Trending on Twitter in recent times has been the hashtag #ChoosePsychiatry.

It’s linked to a carefully-constructed campaign that the Royal College of Psychiatrists devised in order to shine a light on the specialism and persuade more doctors to do just that: To choose Psychiatry.

It’s something that got us thinking.

Thinking about our own background(s). Thinking about our choices. Thinking about mental health’s advance to the medical frontline. Thinking about Psychiatry’s increasing importance.

It’s something that was on our minds when we set about commissioning and producing a new series of short films designed to showcase our services and the help and support that our team offer.

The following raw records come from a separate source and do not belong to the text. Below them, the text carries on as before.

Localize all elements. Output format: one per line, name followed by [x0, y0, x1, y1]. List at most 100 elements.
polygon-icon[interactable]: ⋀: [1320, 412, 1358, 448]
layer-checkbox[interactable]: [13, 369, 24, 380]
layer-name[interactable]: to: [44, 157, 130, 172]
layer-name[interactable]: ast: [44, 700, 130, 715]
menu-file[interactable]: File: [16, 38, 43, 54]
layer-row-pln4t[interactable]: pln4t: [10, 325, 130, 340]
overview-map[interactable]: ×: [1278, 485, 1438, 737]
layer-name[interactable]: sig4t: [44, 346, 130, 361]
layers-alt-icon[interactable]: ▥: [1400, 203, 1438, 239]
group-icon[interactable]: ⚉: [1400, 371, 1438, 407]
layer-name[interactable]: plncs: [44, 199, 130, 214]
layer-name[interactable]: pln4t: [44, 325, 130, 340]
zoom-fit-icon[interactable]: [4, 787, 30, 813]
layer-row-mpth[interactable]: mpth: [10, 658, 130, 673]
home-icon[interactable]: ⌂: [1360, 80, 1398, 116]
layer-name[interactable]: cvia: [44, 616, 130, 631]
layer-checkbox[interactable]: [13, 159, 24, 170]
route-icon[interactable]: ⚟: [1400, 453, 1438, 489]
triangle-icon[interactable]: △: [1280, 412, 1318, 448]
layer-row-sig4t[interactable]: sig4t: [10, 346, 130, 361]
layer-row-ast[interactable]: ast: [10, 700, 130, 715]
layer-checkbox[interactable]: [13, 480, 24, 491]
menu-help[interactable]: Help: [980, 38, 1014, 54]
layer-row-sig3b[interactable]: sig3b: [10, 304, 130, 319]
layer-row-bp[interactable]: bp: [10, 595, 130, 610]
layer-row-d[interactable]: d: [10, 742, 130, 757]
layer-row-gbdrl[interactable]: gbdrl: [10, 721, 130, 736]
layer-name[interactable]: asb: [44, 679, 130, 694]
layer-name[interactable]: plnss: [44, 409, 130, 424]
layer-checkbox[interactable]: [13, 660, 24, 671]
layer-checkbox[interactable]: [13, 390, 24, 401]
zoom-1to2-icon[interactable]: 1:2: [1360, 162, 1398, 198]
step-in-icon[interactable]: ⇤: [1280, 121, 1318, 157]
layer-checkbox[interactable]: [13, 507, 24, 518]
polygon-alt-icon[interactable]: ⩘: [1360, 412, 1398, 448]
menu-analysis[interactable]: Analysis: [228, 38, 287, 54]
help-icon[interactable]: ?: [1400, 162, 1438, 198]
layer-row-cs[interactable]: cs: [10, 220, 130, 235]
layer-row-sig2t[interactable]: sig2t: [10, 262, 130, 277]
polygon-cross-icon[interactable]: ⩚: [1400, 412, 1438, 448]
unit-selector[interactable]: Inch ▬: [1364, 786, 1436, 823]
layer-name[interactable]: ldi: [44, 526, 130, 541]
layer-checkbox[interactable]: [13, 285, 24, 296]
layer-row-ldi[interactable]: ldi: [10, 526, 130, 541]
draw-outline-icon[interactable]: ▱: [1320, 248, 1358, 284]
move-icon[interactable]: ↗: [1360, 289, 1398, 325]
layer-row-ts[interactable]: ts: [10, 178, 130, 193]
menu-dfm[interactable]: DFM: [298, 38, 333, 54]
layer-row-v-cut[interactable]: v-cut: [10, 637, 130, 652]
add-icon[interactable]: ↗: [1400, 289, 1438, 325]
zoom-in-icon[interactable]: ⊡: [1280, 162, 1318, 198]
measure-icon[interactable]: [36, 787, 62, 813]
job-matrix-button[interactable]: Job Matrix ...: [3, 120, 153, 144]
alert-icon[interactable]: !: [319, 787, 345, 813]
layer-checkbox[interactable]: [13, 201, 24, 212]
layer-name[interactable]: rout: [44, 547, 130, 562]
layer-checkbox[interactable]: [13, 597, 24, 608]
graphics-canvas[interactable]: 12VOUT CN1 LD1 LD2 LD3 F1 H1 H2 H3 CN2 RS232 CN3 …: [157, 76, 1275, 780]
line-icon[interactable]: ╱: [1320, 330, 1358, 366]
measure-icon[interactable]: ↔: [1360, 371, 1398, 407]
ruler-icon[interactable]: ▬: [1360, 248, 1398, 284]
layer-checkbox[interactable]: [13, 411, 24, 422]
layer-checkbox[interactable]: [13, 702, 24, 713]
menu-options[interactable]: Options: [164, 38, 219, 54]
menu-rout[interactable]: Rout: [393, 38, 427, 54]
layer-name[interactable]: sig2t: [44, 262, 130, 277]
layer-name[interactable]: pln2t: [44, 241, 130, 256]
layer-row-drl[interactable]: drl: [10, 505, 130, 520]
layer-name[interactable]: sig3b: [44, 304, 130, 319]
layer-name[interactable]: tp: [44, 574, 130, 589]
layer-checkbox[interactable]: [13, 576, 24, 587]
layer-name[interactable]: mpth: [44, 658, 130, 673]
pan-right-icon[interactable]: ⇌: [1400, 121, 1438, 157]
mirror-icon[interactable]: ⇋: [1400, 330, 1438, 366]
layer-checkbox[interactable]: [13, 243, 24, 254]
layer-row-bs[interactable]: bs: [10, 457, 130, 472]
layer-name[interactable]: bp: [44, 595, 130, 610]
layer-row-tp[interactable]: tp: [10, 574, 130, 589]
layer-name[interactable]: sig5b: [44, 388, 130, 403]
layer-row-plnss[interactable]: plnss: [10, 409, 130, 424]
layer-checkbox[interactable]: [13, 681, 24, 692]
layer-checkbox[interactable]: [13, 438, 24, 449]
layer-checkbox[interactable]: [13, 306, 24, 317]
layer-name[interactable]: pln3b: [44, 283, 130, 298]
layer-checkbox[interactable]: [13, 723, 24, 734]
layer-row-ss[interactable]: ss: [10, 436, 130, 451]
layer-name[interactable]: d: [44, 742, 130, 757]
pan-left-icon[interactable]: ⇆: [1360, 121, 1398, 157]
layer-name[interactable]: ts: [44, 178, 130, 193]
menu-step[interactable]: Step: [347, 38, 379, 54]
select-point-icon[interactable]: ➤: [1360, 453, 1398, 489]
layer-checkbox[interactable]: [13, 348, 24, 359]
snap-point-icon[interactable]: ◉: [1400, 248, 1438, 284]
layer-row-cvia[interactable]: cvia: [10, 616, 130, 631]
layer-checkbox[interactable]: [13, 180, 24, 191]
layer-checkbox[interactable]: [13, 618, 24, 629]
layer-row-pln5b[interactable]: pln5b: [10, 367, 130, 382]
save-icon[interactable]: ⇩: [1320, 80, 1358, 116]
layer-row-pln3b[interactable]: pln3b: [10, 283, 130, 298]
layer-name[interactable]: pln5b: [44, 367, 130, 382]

In introducing Dr Stephen Westgarth, CPUK’s medical director, we found ourselves asking a question that took us back to the aforementioned hashtag.

Indeed, we chose Psychiatry. But why?

It’s a question that Dr Westgarth will answer in full in our first film, looking back upon an interest in mental health that dates back to 1990, before he graduated from Medical School in Newcastle-upon-Tyne. From joining the Royal College to undertaking a post-graduate diploma in CBT at Durham to, ultimately, founding CPUK, it has been a career progression both rewarding and fulfilling in its nature.

Having worked under some ‘inspirational consultants’, Dr Westgarth admits: ‘I loved it [and] thought ‘I have to change direction’ and from that point I dedicated myself to Psychiatry.’

For anyone considering their career path – or indeed, for anyone who might need our help, support and/or advice – it’s our hope that this might prove useful.

For those yet to watch – or indeed, for those who have just viewed our first video (and further instalments are in the pipeline) – we’d like to underline and repeat Dr Westgarth’s closing words, because these are at the matter’s crux.

The reason we decided to choose Psychiatry. The reason that mental health – and being able to access the appropriate support – is so important (in the modern world perhaps more than ever before).

Those words?

‘It’s so important to people’s well-being that they have good mental health. If you have a broken leg, you can still be happy or sad and it doesn’t necessarily alter your view of the world. But with a mental illness it can have a profound effect on your well-being.

‘It’s a cliché to some, but there’s no health without mental health, and I think that is absolutely true. It’s a fundamental part of our existence having good mental health.

‘It’s a key part of being a doctor, being able to help people with that.’

In a nutshell, that’s it: to help; to provide support fundamental to well-being; to underline, cliché or not, that there is no health without mental health . . .

That’s our reason to #ChoosePsychiatry.